Nina Mehta, a Talent Management Consultant for Halogen Software, told Training Journal that as a result, employees are looking beyond formal training resources to acquire the skills for the information they need to do their job.
Mehta said that 70% simply turn to search engines and 80% get what they need from on-the-job interactions with peers and managers. 
“For skills development to have an impact, they need to be built into the fabric of an organisation, effectively creating a culture of learning,” she said.
Below, she shares five steps to establish a modern culture of forward-focused growth and development:
1. Conduct regular and ongoing performance discussions that include reviewing and planning learning and development. Underpin conversations with employees about their performance with the objective supporting and encouraging a learning culture. Align learning activity with business results and make it a transparent and intrinsic part of individuals’ career advancement. 
2. Leverage your line managers. When it comes to staff development, direct managers have the largest role to play in providing employees with an opportunity to apply and grow their skills and abilities. Yet, 64 per cent of L&D leaders identified the fact that ‘managers don’t encourage, enable or follow up’ as an obstacle for learning. Executives should be primed to take every opportunity to underline the fact that learning and development is valued within the organisation. Managers must facilitate employee development by enabling employees to put into practice what they learn through stretch assignments, team collaboration, and offering regular coaching and feedback on their performance.
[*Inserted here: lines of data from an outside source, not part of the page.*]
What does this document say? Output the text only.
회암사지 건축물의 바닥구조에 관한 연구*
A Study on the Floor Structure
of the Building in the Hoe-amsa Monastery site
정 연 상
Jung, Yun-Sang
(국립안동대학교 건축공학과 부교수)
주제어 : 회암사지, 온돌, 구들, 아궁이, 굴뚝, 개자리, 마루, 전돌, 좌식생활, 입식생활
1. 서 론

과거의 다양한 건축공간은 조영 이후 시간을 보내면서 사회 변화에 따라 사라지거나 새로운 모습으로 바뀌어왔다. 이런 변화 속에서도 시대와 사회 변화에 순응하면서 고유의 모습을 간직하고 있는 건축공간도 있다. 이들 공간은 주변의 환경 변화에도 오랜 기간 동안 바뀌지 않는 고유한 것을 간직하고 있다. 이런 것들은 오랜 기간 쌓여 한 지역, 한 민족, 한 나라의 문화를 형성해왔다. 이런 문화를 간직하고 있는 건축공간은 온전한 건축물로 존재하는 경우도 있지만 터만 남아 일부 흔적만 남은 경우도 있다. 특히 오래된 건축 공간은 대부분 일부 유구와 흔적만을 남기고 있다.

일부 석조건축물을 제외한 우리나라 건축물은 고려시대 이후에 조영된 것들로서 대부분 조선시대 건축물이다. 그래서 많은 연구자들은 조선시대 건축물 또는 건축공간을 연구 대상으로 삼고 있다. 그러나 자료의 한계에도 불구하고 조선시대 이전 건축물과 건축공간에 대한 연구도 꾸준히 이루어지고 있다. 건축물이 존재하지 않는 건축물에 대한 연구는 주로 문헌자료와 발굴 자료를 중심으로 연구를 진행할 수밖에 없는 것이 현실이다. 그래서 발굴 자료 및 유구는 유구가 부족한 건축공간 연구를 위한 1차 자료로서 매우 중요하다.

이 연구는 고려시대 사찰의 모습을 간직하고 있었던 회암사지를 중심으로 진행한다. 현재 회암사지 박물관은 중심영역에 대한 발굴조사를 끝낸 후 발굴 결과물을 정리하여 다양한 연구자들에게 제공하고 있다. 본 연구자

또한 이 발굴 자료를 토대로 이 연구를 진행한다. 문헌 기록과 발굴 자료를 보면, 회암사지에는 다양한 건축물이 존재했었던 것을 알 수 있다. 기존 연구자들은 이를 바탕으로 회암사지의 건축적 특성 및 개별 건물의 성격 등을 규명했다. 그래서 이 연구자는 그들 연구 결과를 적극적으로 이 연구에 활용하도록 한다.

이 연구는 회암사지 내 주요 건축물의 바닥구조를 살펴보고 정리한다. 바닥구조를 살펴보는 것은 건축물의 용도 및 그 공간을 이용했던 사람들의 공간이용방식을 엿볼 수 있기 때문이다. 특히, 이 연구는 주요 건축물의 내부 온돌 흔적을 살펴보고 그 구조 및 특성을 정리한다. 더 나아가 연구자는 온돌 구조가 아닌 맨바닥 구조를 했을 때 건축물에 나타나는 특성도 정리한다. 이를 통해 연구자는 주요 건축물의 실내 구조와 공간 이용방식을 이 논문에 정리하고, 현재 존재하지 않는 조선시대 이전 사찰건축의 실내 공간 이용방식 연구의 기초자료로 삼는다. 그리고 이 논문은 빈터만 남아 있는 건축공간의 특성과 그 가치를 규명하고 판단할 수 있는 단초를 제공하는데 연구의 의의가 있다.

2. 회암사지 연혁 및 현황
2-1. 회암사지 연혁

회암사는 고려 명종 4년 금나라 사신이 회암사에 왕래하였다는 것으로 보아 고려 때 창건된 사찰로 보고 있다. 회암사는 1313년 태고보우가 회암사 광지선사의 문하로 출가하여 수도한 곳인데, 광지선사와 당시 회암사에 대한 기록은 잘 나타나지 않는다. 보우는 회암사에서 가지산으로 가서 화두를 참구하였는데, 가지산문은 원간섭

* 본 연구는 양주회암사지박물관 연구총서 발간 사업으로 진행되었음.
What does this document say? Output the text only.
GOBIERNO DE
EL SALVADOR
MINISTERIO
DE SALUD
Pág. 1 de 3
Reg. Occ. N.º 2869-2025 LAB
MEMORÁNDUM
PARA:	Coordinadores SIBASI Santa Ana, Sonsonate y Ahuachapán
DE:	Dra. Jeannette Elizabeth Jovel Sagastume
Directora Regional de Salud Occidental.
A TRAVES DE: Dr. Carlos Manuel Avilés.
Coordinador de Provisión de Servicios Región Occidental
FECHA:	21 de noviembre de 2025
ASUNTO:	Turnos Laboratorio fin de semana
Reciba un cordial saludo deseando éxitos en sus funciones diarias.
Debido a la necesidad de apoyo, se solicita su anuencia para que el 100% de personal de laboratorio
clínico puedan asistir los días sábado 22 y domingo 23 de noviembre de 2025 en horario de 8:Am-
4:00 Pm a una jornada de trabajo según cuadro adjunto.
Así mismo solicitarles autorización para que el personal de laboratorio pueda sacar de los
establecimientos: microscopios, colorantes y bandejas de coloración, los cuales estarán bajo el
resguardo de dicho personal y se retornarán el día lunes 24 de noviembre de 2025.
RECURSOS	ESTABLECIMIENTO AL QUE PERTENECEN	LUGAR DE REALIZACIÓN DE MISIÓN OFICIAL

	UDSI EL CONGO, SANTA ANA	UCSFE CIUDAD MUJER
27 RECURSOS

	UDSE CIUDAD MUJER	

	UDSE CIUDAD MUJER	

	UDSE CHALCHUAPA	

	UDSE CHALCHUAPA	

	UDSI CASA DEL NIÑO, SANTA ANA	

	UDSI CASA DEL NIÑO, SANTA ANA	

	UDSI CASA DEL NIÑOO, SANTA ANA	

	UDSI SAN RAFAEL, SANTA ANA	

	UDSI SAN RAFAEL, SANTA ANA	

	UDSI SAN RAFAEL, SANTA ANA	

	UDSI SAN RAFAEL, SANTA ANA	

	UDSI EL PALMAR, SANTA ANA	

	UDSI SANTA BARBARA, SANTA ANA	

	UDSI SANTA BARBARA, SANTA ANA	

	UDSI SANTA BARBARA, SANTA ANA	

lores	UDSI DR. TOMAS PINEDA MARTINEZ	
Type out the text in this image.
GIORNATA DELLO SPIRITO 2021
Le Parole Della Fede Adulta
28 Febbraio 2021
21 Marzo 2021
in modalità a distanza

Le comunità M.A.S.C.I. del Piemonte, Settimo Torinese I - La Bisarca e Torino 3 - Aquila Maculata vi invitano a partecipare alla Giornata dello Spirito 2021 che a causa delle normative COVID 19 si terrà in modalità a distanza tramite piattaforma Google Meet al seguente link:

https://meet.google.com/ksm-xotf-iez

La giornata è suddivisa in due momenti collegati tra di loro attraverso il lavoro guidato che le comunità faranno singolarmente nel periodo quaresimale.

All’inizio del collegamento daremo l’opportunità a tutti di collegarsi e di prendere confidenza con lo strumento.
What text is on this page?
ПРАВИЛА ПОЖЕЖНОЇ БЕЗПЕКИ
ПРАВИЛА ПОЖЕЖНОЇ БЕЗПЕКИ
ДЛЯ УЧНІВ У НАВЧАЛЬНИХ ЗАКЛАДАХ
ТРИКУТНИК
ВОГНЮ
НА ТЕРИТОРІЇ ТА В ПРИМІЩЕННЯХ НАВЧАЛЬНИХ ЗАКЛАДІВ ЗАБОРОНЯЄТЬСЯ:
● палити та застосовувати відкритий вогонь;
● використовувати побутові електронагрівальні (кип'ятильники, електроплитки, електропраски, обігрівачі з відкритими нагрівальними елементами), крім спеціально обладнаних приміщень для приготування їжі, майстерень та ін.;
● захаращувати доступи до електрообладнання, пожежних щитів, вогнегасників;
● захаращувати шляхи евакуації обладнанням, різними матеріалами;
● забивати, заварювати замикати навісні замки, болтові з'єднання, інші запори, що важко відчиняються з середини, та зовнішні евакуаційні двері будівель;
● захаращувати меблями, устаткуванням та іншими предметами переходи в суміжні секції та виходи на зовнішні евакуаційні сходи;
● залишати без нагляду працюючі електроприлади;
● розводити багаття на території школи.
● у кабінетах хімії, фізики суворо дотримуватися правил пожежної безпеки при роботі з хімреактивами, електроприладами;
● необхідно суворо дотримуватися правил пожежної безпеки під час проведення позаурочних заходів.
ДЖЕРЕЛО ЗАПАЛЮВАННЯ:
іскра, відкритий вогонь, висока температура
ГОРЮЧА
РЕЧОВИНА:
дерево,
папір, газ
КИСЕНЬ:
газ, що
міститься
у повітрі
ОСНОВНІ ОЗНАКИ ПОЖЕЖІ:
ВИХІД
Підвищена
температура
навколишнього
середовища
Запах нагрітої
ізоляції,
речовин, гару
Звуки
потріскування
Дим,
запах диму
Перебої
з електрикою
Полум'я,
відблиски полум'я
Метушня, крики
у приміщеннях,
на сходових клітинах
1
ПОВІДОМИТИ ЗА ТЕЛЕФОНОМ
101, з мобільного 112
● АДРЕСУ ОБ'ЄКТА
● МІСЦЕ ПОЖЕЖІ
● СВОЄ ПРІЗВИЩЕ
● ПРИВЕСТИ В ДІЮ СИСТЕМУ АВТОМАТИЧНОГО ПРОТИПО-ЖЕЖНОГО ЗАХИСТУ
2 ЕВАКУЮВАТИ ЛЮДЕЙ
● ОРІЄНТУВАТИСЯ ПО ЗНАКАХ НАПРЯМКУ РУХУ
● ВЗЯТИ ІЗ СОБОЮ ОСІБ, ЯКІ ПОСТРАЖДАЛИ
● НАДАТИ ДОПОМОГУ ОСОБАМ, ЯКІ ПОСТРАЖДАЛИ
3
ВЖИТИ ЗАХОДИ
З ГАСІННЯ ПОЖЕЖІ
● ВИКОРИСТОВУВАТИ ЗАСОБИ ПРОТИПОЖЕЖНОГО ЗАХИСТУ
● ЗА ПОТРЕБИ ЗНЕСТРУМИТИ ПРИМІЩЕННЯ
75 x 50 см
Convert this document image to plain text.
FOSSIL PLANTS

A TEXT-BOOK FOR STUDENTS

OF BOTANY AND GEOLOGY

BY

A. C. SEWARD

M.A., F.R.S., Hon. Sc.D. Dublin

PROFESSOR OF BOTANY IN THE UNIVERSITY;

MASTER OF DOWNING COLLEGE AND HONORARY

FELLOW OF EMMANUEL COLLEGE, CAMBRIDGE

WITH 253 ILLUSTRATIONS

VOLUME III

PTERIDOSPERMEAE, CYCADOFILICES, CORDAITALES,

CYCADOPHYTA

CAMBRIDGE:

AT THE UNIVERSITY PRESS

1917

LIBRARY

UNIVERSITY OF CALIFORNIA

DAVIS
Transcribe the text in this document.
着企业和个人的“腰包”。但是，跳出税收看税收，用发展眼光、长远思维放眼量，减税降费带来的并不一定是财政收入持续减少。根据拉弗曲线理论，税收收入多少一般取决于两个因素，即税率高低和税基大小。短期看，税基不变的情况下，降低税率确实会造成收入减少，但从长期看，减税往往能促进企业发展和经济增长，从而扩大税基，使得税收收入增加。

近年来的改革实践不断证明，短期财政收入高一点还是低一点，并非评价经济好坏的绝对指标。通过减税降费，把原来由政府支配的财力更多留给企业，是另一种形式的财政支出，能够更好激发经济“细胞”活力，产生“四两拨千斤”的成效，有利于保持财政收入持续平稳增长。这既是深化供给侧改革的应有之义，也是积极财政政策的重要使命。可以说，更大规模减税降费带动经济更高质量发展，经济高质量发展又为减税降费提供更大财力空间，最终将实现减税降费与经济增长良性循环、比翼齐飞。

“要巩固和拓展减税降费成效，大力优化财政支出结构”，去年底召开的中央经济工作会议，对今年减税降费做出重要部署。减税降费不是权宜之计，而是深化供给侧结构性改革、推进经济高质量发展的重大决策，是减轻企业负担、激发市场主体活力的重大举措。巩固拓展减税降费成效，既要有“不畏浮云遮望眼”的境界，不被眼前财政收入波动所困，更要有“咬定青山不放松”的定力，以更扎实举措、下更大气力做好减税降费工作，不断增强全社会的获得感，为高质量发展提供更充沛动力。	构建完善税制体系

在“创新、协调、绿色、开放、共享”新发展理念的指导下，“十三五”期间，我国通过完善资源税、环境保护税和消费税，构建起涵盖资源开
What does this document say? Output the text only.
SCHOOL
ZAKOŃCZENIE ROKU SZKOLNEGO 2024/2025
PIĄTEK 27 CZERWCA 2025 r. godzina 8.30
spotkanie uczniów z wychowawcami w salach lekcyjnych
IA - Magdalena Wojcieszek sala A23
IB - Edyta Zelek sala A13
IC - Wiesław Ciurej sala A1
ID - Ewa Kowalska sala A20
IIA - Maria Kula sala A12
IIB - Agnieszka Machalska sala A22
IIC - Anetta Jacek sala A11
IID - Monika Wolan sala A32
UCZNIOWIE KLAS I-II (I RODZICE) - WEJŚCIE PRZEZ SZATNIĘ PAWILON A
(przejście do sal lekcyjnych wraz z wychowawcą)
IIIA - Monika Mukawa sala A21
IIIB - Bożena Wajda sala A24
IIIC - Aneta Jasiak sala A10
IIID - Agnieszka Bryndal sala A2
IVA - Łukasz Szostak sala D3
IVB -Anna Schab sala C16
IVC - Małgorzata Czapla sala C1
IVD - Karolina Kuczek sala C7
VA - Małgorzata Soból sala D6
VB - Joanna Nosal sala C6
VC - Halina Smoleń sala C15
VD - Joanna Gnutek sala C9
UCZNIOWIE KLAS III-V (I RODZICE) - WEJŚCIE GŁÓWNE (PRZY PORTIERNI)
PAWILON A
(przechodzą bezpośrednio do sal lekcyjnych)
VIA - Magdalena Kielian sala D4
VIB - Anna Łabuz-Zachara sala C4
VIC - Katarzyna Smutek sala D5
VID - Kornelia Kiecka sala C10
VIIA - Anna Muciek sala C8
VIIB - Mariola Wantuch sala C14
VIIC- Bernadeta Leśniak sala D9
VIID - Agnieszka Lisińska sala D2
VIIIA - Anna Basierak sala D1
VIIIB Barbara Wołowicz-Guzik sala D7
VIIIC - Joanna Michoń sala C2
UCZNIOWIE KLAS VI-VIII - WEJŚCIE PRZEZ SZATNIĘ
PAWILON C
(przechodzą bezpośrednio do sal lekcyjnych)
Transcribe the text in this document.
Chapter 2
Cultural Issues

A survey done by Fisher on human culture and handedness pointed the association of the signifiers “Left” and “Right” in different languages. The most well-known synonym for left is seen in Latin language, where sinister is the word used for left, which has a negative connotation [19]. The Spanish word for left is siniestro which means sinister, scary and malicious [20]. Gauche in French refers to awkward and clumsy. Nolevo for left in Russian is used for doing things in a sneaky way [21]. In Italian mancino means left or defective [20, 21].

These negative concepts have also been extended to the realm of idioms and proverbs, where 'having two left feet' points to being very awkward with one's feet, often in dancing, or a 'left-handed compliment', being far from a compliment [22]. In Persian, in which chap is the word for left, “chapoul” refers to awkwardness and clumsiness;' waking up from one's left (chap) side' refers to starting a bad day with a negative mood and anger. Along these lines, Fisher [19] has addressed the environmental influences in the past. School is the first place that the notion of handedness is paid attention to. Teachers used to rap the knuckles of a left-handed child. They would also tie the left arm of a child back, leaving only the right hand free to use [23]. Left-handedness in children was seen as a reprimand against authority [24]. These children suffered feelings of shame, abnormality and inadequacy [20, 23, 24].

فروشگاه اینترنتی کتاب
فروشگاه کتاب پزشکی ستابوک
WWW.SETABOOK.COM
3. Use external learning resources. Training professionals and line managers cannot ignore the fact that employees are accessing external digital learning resources to acquire new skills or to gain knowledge to help them in their role. Organisations can use this approach as a springboard to identify the best resources and point employees to them. L&D departments that develop digital literacy when it comes to web resources will be better placed to meet the expectations of the next generation.
4. Put regular and effective communication at the heart of your talent strategy. Make sure employees are in no doubt about the value the organisation places on learning and that they will be rewarded for their participation. Communication about learning and development should be frequent and part of how your organisation promotes its talent strategy, ranging from short emails, blogs on company intranet sites, and through to presentations during all-hands company meetings.
5. Ensure all employees are included in the learning culture. Make sure employees at every level and in every location, have learning opportunities. This may mean providing mobile resources for remote workers or resources in different languages for employees in different countries.